Estando, ya mi abuela junto a él, la miró, como cuando la viera por primera vez y le dijo Que linda, que estás! De inmediato le dio un beso. Y devoción, que tuvieron por sesenta y siete años, comenzaron a rezar...¡Juntos, por última vez!

 

Después llamó, a todos sus hijos e hijas, les dio sus mejores consejos y con ellos su bendición.

 

Quisiera decir, que murió ese día, en paz, sin dolores y rodeado de toda su familia. Pero le faltaban dos días y medio, de más sufrimiento, en el hospital "La Anexión". Días, en que su circulación empeoró tanto, que los doctores amenazaban con amputarle sus piernas, al verlas tan moradas. A lo que sus hijos dieron siempre un rotundo... ¡No!

 

Así, en medio de esta agonía, el domingo 14, día del Santo Cristo de Esquipulas; lo encontró su hija Ania (sic). Ella, al igual que todos, sabían que lo que no dejaba "irse" a mi abuelo; era la preocupación de dejar sola a su querida Lela. Por lo que muy decidida y resignada... tomó su mano y en voz baja le aseguró _Papá, esté tranquilo, nosotros vamos a cuidar bien a mamá.

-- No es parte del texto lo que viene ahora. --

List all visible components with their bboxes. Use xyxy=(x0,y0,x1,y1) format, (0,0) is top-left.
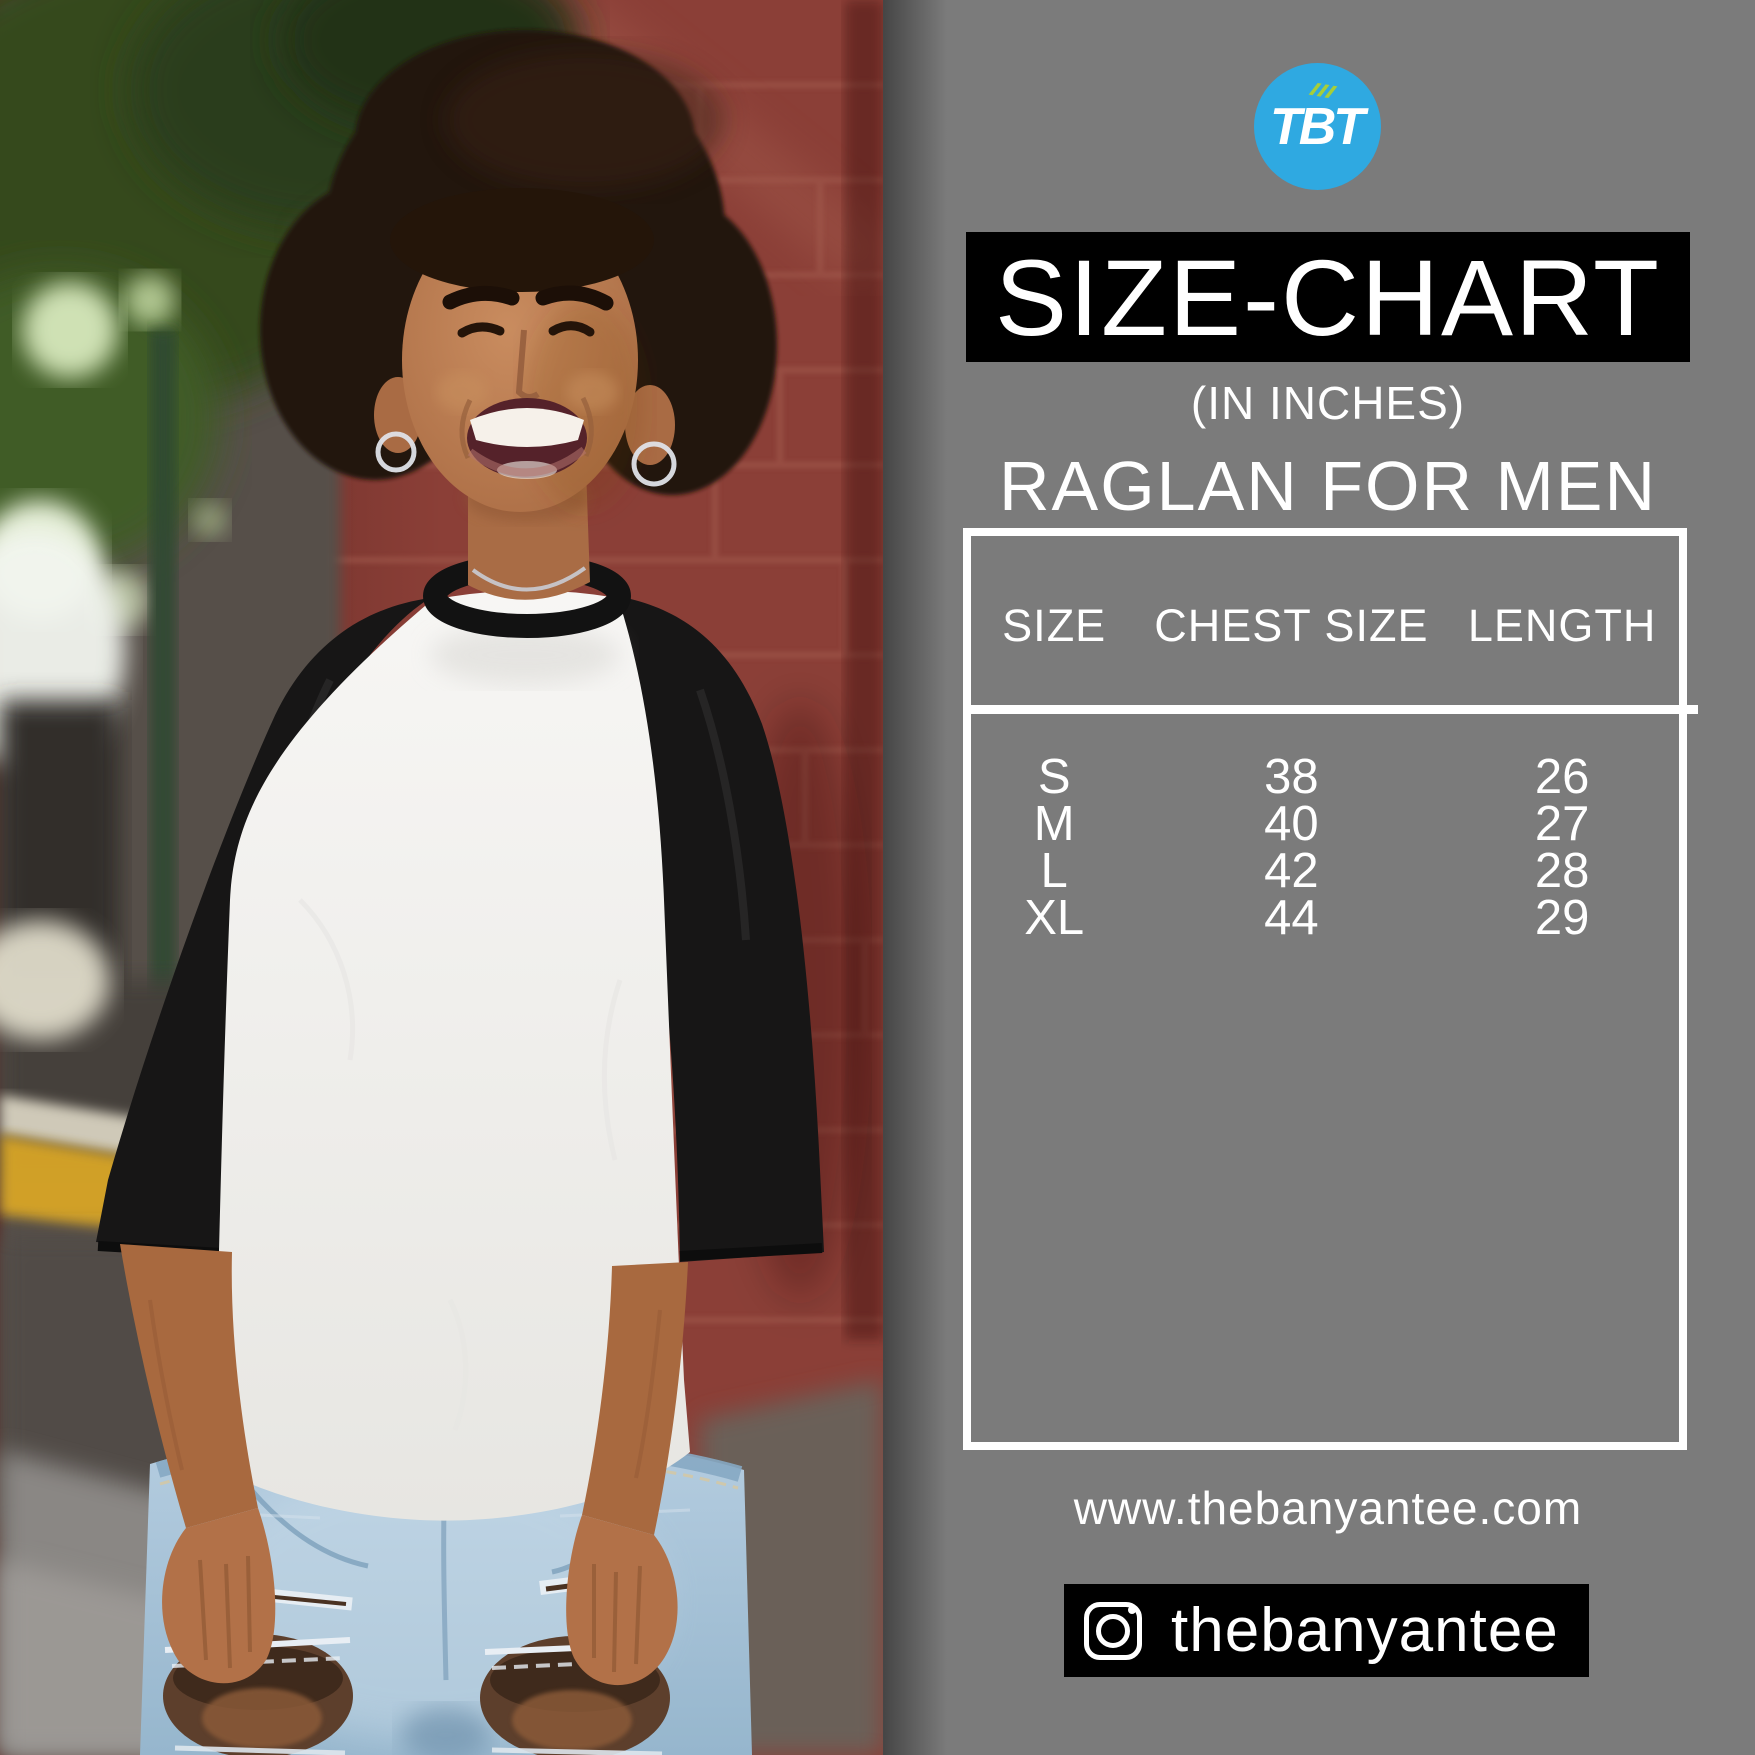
cell-length: 29 xyxy=(1534,891,1590,945)
instagram-handle: thebanyantee xyxy=(1171,1596,1559,1665)
chain-necklace xyxy=(471,566,587,592)
left-eye xyxy=(457,322,505,338)
right-eye xyxy=(548,321,595,337)
cell-chest: 44 xyxy=(1264,891,1319,945)
website-url: www.thebanyantee.com xyxy=(1073,1482,1583,1534)
cell-size: XL xyxy=(1024,891,1085,945)
table-row: L 42 28 xyxy=(971,844,1679,898)
left-eyebrow xyxy=(442,285,520,310)
table-row: M 40 27 xyxy=(971,797,1679,851)
cell-length: 27 xyxy=(1534,797,1590,851)
instagram-badge: thebanyantee xyxy=(1064,1584,1589,1677)
cell-length: 28 xyxy=(1534,844,1590,898)
raglan-tee xyxy=(96,554,824,1521)
column-header-length: LENGTH xyxy=(1467,600,1657,651)
size-table: SIZE CHEST SIZE LENGTH S 38 26 M 40 27 L xyxy=(963,528,1699,1450)
size-chart-panel: TBT SIZE-CHART (IN INCHES) RAGLAN FOR ME… xyxy=(883,0,1755,1755)
cell-chest: 42 xyxy=(1264,844,1319,898)
product-photo xyxy=(0,0,883,1755)
instagram-icon xyxy=(1077,1595,1149,1667)
column-header-chest: CHEST SIZE xyxy=(1154,600,1429,651)
nose xyxy=(515,329,540,400)
title-bar: SIZE-CHART xyxy=(966,232,1690,362)
laughing-mouth xyxy=(467,398,587,479)
right-hoop-earring xyxy=(631,441,677,487)
arms-hands xyxy=(120,1244,688,1686)
model-head xyxy=(260,30,777,600)
cell-chest: 38 xyxy=(1264,750,1319,804)
size-table-body: S 38 26 M 40 27 L 42 28 XL 44 29 xyxy=(971,750,1679,945)
brand-logo-text: TBT xyxy=(1269,97,1365,156)
product-title: RAGLAN FOR MEN xyxy=(998,447,1658,525)
table-row: XL 44 29 xyxy=(971,891,1679,945)
model-photo-illustration xyxy=(0,0,883,1755)
hair-fringe xyxy=(390,188,654,292)
page-title: SIZE-CHART xyxy=(994,236,1662,358)
units-subtitle: (IN INCHES) xyxy=(1190,377,1466,429)
panel-edge-shadow xyxy=(883,0,947,1755)
brand-logo-icon: TBT xyxy=(1254,63,1381,190)
table-row: S 38 26 xyxy=(971,750,1679,804)
table-divider xyxy=(969,705,1699,714)
cell-length: 26 xyxy=(1534,750,1590,804)
cell-chest: 40 xyxy=(1264,797,1319,851)
left-hoop-earring xyxy=(375,431,417,473)
cell-size: M xyxy=(1033,797,1075,851)
cell-size: L xyxy=(1040,844,1068,898)
right-eyebrow xyxy=(535,285,614,311)
column-header-size: SIZE xyxy=(1002,600,1107,651)
cell-size: S xyxy=(1037,750,1071,804)
size-table-header: SIZE CHEST SIZE LENGTH xyxy=(971,600,1679,652)
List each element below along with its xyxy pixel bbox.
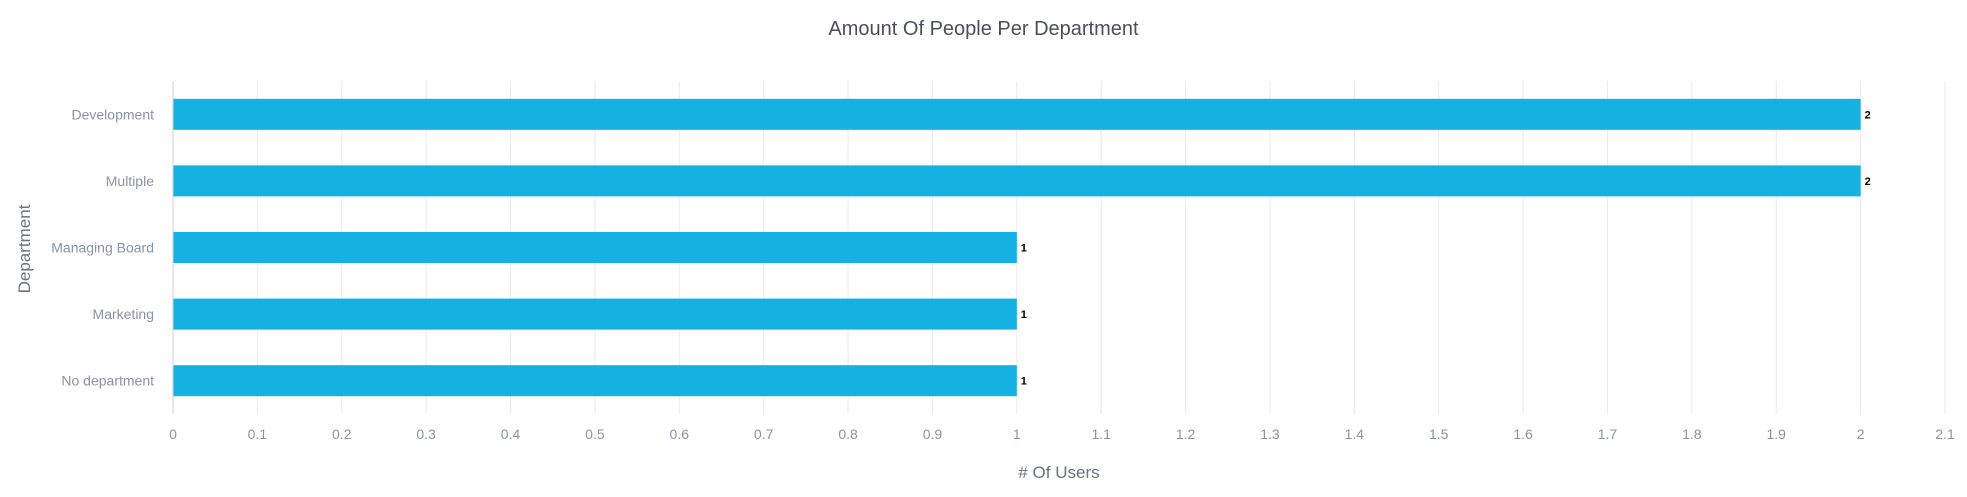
x-tick-label: 2.1 [1935,426,1955,442]
x-tick-label: 0.3 [416,426,436,442]
y-category-label: Marketing [93,306,154,322]
x-tick-label: 0.9 [923,426,943,442]
x-tick-label: 0.7 [754,426,774,442]
bar[interactable] [173,365,1017,397]
bar[interactable] [173,298,1017,330]
chart-title: Amount Of People Per Department [828,18,1139,40]
x-tick-label: 0.8 [838,426,858,442]
gridlines [172,81,1946,414]
y-category-label: Multiple [106,173,154,189]
x-tick-label: 0.2 [332,426,352,442]
x-tick-label: 1.7 [1598,426,1618,442]
y-axis-title: Department [15,204,34,293]
bar-value-label: 1 [1021,309,1027,321]
bar-value-label: 1 [1021,376,1027,388]
x-tick-label: 2 [1857,426,1865,442]
x-tick-label: 0.1 [248,426,268,442]
bar-value-label: 2 [1865,109,1871,121]
x-tick-label: 1.2 [1176,426,1196,442]
x-tick-label: 0.6 [670,426,690,442]
y-category-label: No department [61,373,154,389]
x-axis-ticks: 0 0.1 0.2 0.3 0.4 0.5 0.6 0.7 0.8 0.9 1 1.1 1.2 1.3 1.… [169,426,1955,442]
bar-series [173,98,1861,397]
x-axis-title: # Of Users [1018,463,1099,482]
y-axis-categories: Development Multiple Managing Board Marketi… [51,106,154,388]
x-tick-label: 1.6 [1513,426,1533,442]
x-tick-label: 1.9 [1767,426,1787,442]
bar[interactable] [173,165,1861,197]
x-tick-label: 0 [169,426,177,442]
y-category-label: Managing Board [51,240,154,256]
x-tick-label: 1.1 [1091,426,1111,442]
x-tick-label: 0.5 [585,426,605,442]
bar[interactable] [173,232,1017,263]
data-labels: 2 2 1 1 1 [1021,109,1871,387]
x-tick-label: 0.4 [501,426,521,442]
x-tick-label: 1 [1013,426,1021,442]
x-tick-label: 1.4 [1345,426,1365,442]
x-tick-label: 1.8 [1682,426,1702,442]
x-tick-label: 1.3 [1260,426,1280,442]
bar-value-label: 1 [1021,243,1027,255]
bar[interactable] [173,98,1861,130]
y-category-label: Development [72,106,155,122]
bar-value-label: 2 [1865,176,1871,188]
x-tick-label: 1.5 [1429,426,1449,442]
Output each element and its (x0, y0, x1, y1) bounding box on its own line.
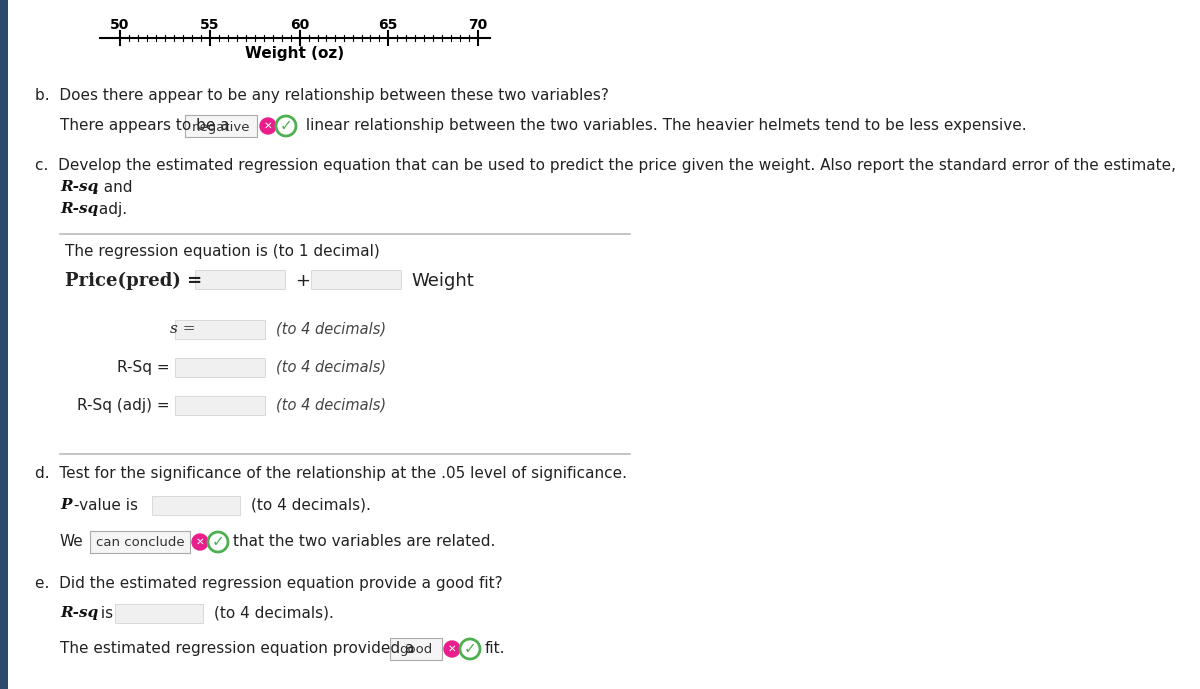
Text: ✕: ✕ (448, 644, 456, 654)
Bar (0, 0, 8, 689)
Bar (152, 496, 240, 515)
Text: 65: 65 (378, 18, 397, 32)
Text: ✕: ✕ (264, 121, 272, 131)
Text: that the two variables are related.: that the two variables are related. (233, 534, 496, 549)
Text: (to 4 decimals): (to 4 decimals) (276, 360, 386, 375)
Bar (390, 638, 442, 660)
Text: (to 4 decimals): (to 4 decimals) (276, 398, 386, 413)
Text: e.  Did the estimated regression equation provide a good fit?: e. Did the estimated regression equation… (35, 576, 503, 591)
Text: We: We (60, 534, 84, 549)
Text: There appears to be a: There appears to be a (60, 118, 229, 133)
Text: (to 4 decimals).: (to 4 decimals). (251, 498, 371, 513)
Text: Weight (oz): Weight (oz) (246, 46, 344, 61)
Text: is: is (96, 606, 113, 621)
Bar (194, 270, 286, 289)
Bar (175, 320, 265, 339)
Text: d.  Test for the significance of the relationship at the .05 level of significan: d. Test for the significance of the rela… (35, 466, 628, 481)
Text: good: good (400, 644, 433, 657)
Circle shape (460, 639, 480, 659)
Text: adj.: adj. (94, 202, 127, 217)
Text: R-sq: R-sq (60, 606, 98, 620)
Text: (to 4 decimals).: (to 4 decimals). (214, 606, 334, 621)
Circle shape (444, 641, 460, 657)
Circle shape (192, 534, 208, 550)
Text: ✓: ✓ (463, 641, 476, 657)
Text: , and: , and (94, 180, 132, 195)
Circle shape (208, 532, 228, 552)
Text: linear relationship between the two variables. The heavier helmets tend to be le: linear relationship between the two vari… (301, 118, 1027, 133)
Bar (185, 115, 257, 137)
Text: The regression equation is (to 1 decimal): The regression equation is (to 1 decimal… (65, 244, 379, 259)
Text: R-Sq =: R-Sq = (118, 360, 170, 375)
Text: ✓: ✓ (211, 535, 224, 550)
Text: fit.: fit. (485, 641, 505, 656)
Text: can conclude: can conclude (96, 537, 185, 550)
Text: -value is: -value is (74, 498, 138, 513)
Text: 50: 50 (110, 18, 130, 32)
Circle shape (260, 118, 276, 134)
Bar (90, 531, 190, 553)
Text: R-sq: R-sq (60, 180, 98, 194)
Text: 70: 70 (468, 18, 487, 32)
Bar (311, 270, 401, 289)
Text: R-sq: R-sq (60, 202, 98, 216)
Text: negative: negative (192, 121, 251, 134)
Text: P: P (60, 498, 72, 512)
Text: c.  Develop the estimated regression equation that can be used to predict the pr: c. Develop the estimated regression equa… (35, 158, 1176, 173)
Text: Weight: Weight (410, 272, 474, 290)
Text: Price(pred) =: Price(pred) = (65, 272, 202, 290)
Circle shape (276, 116, 296, 136)
Text: (to 4 decimals): (to 4 decimals) (276, 322, 386, 337)
Text: R-Sq (adj) =: R-Sq (adj) = (77, 398, 170, 413)
Text: 60: 60 (290, 18, 310, 32)
Text: 55: 55 (200, 18, 220, 32)
Text: ✕: ✕ (196, 537, 204, 547)
Text: ✓: ✓ (280, 119, 293, 134)
Text: s =: s = (170, 322, 196, 336)
Text: The estimated regression equation provided a: The estimated regression equation provid… (60, 641, 414, 656)
Bar (175, 358, 265, 377)
Bar (115, 604, 203, 623)
Text: +: + (295, 272, 310, 290)
Text: b.  Does there appear to be any relationship between these two variables?: b. Does there appear to be any relations… (35, 88, 608, 103)
Bar (175, 396, 265, 415)
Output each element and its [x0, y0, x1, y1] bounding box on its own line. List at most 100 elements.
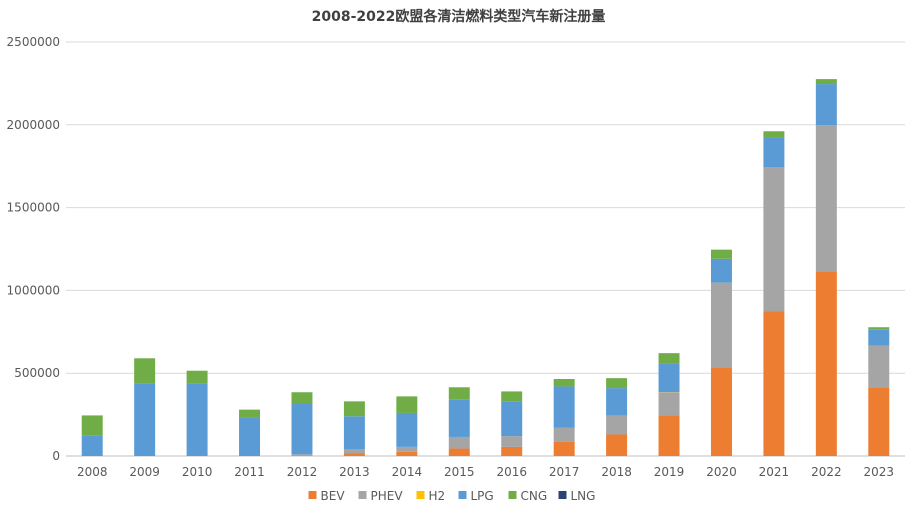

Además usted va para un lugar ¡Muy bonito! Donde hay muchas flores ¡Vaya, recórtelas! Para cuando mamá llegue, usted le tenga ¡Un buen ramo!

 

Esto, debió consolarlo tanto, que... al ser casi las doce, en paz abuelo... ¡Expiró!

 

Se pensaría después, que su Cristo negro; del cual fue muy devoto, se compadeció de él y lo descansó ¡Sí! Lo descansó, porque para mí y para todos los que lo recordaremos siempre ¡Está aún vivo!

 

Vivo en cada enseñanza, en cada buen ejemplo que dejó. Por eso este es un humilde y pequeño homenaje póstumo; a un valiente pionero: Régulo Barrantes Hidalgo ¡Don Régulo! A mucha honra ¡Mi Abuelo!